Reducing overall inflammation includes focusing on the areas that may be causing inflammation for you individually; this may include restoring gut health, reducing stress, reducing food or lifestyle triggers, improving detoxification, increasing beneficial inflammatory reducing herbs or supplements.
Supporting Lymphatic & Detoxification Pathways
As your skin is an organ of elimination, you need to make sure that your lymphatic system is moving in order to rid your body of toxic build up. The body has 5 main organs of elimination; the liver, kidneys, lungs, intestines and skin. Your bowel and lungs are also organs of elimination, so it’s important to ensure these organs are functioning well too. A minimum 30 minutes of physical exercise each day can help to increase blood flow to the skin, aiding the removal of toxins through sweat and improving your skin. It also can help increase endorphins and reduce stress. Using lymphatic herbs to improve skin clearance, dry skin brushing, increasing hydration, exercising regularly and avoiding environmental chemicals as much as possible can all be beneficial.
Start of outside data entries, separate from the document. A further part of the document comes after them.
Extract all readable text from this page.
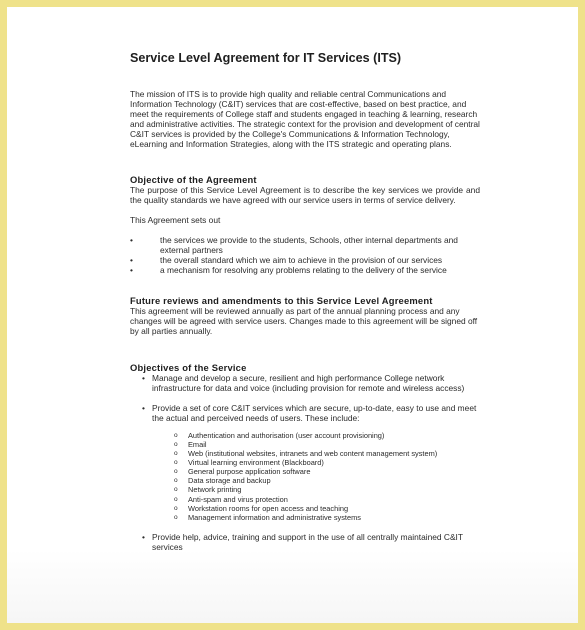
Service Level Agreement for IT Services (ITS)

The mission of ITS is to provide high quality and reliable central Communications and Information Technology (C&IT) services that are cost-effective, based on best practice, and meet the requirements of College staff and students engaged in teaching & learning, research and administrative activities. The strategic context for the provision and development of central C&IT services is provided by the College's Communications & Information Technology, eLearning and Information Strategies, along with the ITS strategic and operating plans.

Objective of the Agreement

The purpose of this Service Level Agreement is to describe the key services we provide and the quality standards we have agreed with our service users in terms of service delivery.

This Agreement sets out

•	the services we provide to the students, Schools, other internal departments and external partners
•	the overall standard which we aim to achieve in the provision of our services
•	a mechanism for resolving any problems relating to the delivery of the service
Future reviews and amendments to this Service Level Agreement

This agreement will be reviewed annually as part of the annual planning process and any changes will be agreed with service users. Changes made to this agreement will be signed off by all parties annually.

Objectives of the Service
• Manage and develop a secure, resilient and high performance College network infrastructure for data and voice (including provision for remote and wireless access)
• Provide a set of core C&IT services which are secure, up-to-date, easy to use and meet the actual and perceived needs of users. These include:
o Authentication and authorisation (user account provisioning)
o Email
o Web (institutional websites, intranets and web content management system)
o Virtual learning environment (Blackboard)
o General purpose application software
o Data storage and backup
o Network printing
o Anti-spam and virus protection
o Workstation rooms for open access and teaching
o Management information and administrative systems
• Provide help, advice, training and support in the use of all centrally maintained C&IT services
Balancing of the Gut Micro-Biome
Eating a diet high in processed foods and refined sugars, long term use of antibiotics, stress, candida, leaky gut, can cause poor gut function and negatively impact your skin. The gastrointestinal microbiome forms what is called the Gut-Skin axis, which is a relationship between the good and bad bacteria in your gut and skin conditions. If you have frequent digestive issues like constipation, diarrhoea, bloating, parasites or have frequently been on antibiotics then it is likely your digestive function and microbiome are compromised and need a little help just getting back on track. Regular bowel motions are one of the most important ways the body clears excess hormones and wastes. If you experience constipation then this may be one of the first areas we focus on.
Often the cause of hormonal breakouts is simply an imbalance of hormones. This is particularly prevalent for women during certain stages of their menstrual cycle, when hormones are fluctuating wildly. You may notice that breakouts start anywhere between two to seven days before your period. This is due to a drop-in oestrogen levels and a rise in progesterone levels, which in turn causes an increased production of facial oils. If you have worsening symptoms around menstruation and severe PMS this is where I may prescribe chaste tree to rebalance depending on your Luteinizing hormone (LH) levels. We also see acne in teenage boys. The hormone often linked to acne for both men and women is testosterone.
A healthy skincare routine is important when managing acne. We may look at potential triggers with your current skincare regime if they are harsh and possibly irritating. Starting with using natural/organic skincare products and makeup as much as possible. Reducing make up can also be beneficial. Changing pillow slips regularly can also help.